Morgan is a household name to a certain generation of feminists, right there alongside her friend and collaborator Gloria Steinem. A poet, novelist, journalist, and activist, she is the author of more than twenty books and edited the 1970 anthology Sisterhood Is Powerful, a collection that lit a match to the modern women's movement.
But on this day, we are speaking about WITCH. The Women's International Terrorist Conspiracy from Hell, "a name we surely wouldn't get away with today," Morgan notes, was formed in 1968 as an offshoot of another protest group, New York Radical Women. WITCH devoted itself to hit-and-run style guerrilla theater, called "zaps." Proclaiming witches to be the original female rebels — hounded, persecuted, and burned at the stake — the group was made up of "covens," or chapters of thirteen members, but anybody could join.
"If you are a woman and dare to look within yourself, you are a Witch," their manifesta stated.
Another leaflet proclaimed: "You are a Witch by saying aloud, 'I am a Witch' three times, and thinking about that. You are a Witch by being female, untamed, angry, joyous, and immortal."

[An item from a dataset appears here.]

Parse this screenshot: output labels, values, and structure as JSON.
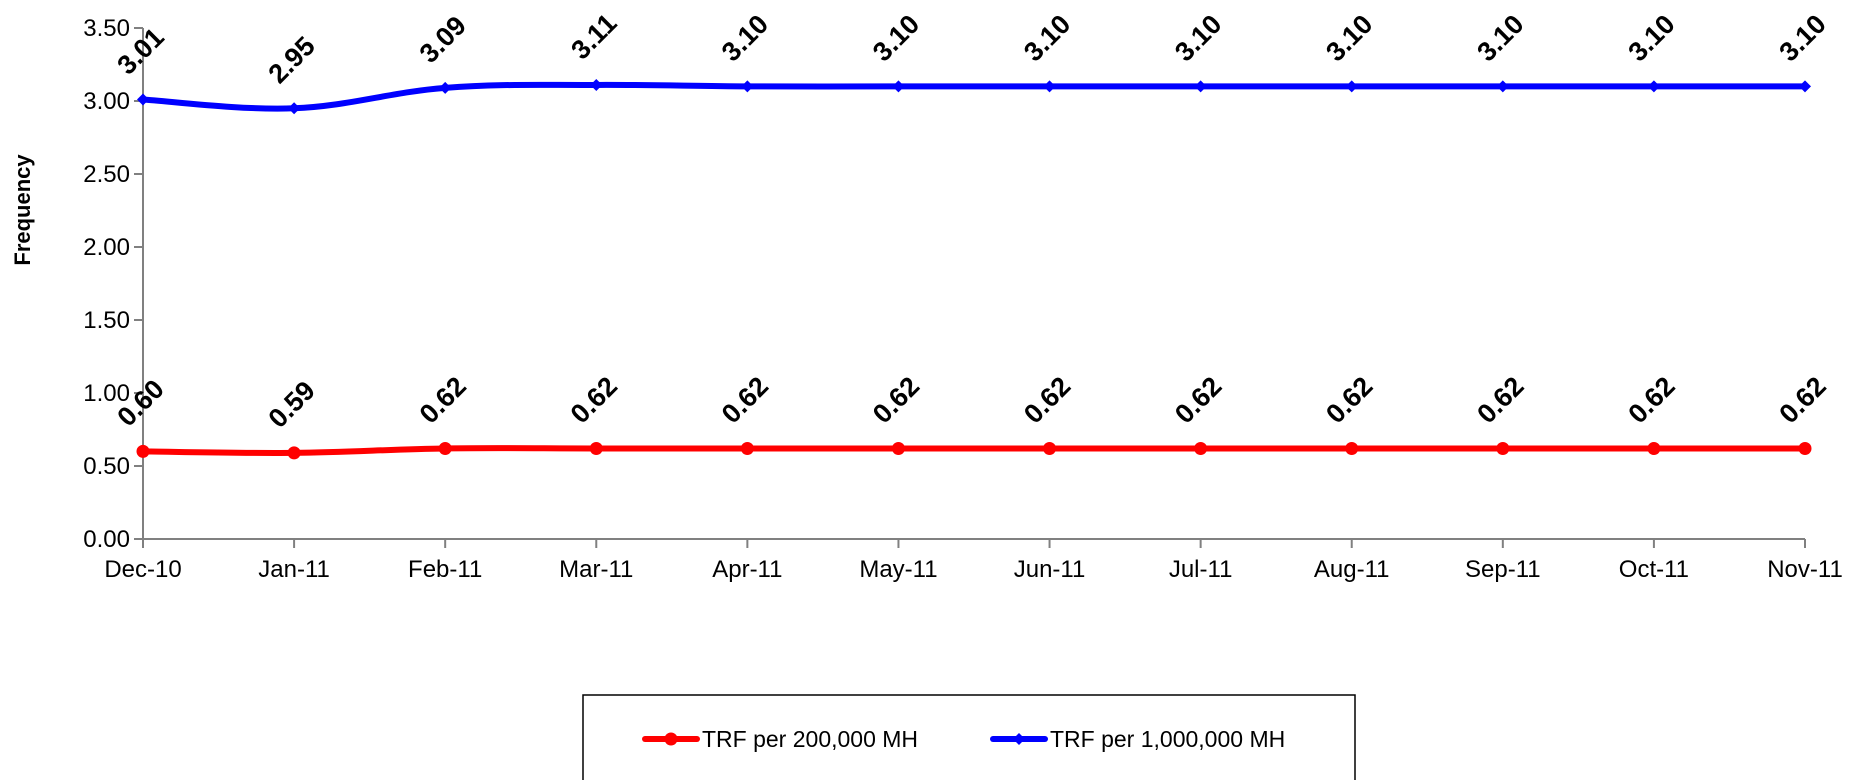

The goal of WITCH was simple: to smash patriarchy. And patriarchy didn't just mean sexism — it meant capitalism and racism too. On Halloween in 1968, members of the New York chapter of WITCH staged a hex on the New York Stock Exchange. First, they sneaked downtown early in the morning to crazy glue the doors shut so that when the bankers arrived, they couldn't get in.
"In those days, the Stock Exchange had huge brass doors with actual locks," Morgan remembers. "So two of us showed up at 4 a.m., when nobody was around, and oozed crazy glue into the locks."

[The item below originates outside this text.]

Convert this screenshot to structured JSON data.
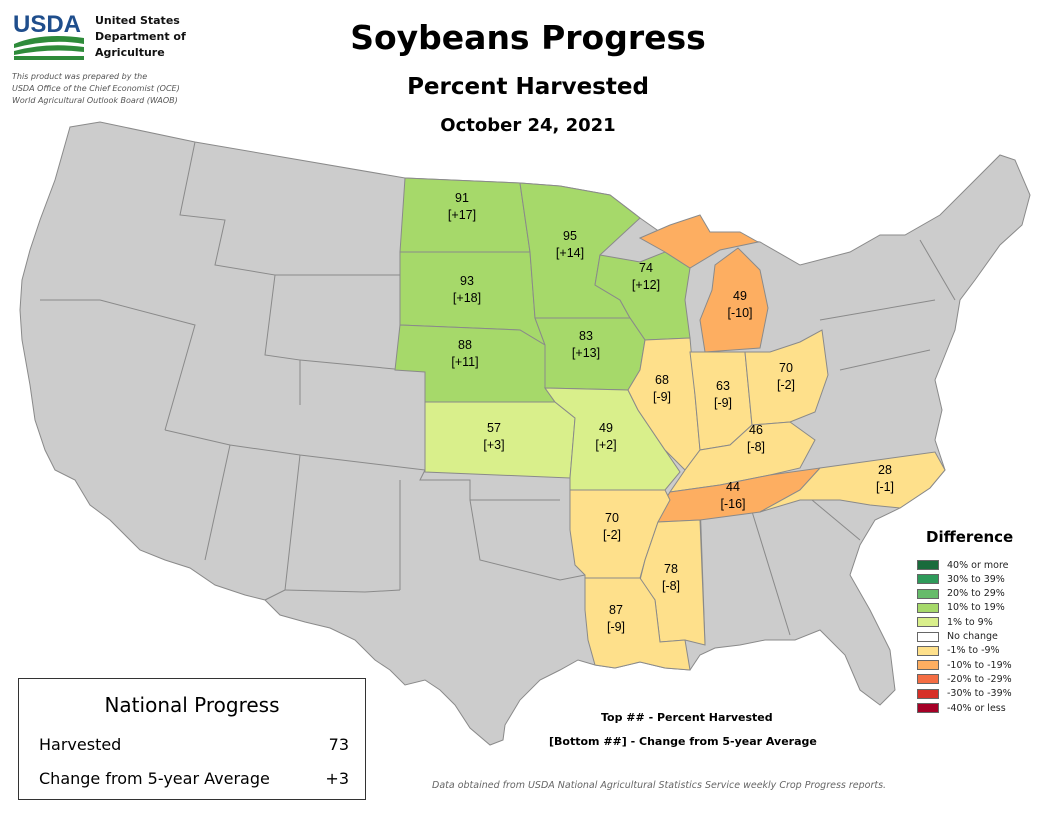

They quietly went away and returned at nine, having alerted the press. "We performed the hex, and, what do you know, the doors wouldn't open! They had to take them off the hinges."
The following day, the Dow Jones Industrial Average fell by five points.
"We were outrageous, and deliberately witty and insouciant — but also deadly serious," Morgan says. "Rather sweetly and firmly, we took matters into our own hands."
"Sometimes humor will go where nothing else goes," she added.
Another hex involved a Valentine's Day protest at a bridal fair in Madison Square Garden. Dressed as witches or black-veiled brides, the group chanted protest slogans and songs and distributed anti-marriage leaflets with shopping bags labeled "SHOPLIFTING BAGS." It was February, and it was freezing, so they handed out hot cocoa and coffees to the wide-eyed would-be brides who'd come to delight in taffeta and lace with their mothers. The young women were amused, until WITCH launched into phase two of the hex: releasing 100 white mice into the hall, sending the brides jumping onto tables and chairs, shrieking.
"Sometimes WITCH got a little carried away," Morgan laughs.
Other zaps included sneaking into Playboy Clubs with purses heavy with Sakrete — a fast-drying, pourable concrete that they'd then dump in the toilets in the ladies' room and flush, causing the pipes to flood. Covens in DC hexed the inauguration of Richard Nixon; women at the University of Chicago hexed the chairman of the sociology department for firing a popular female professor.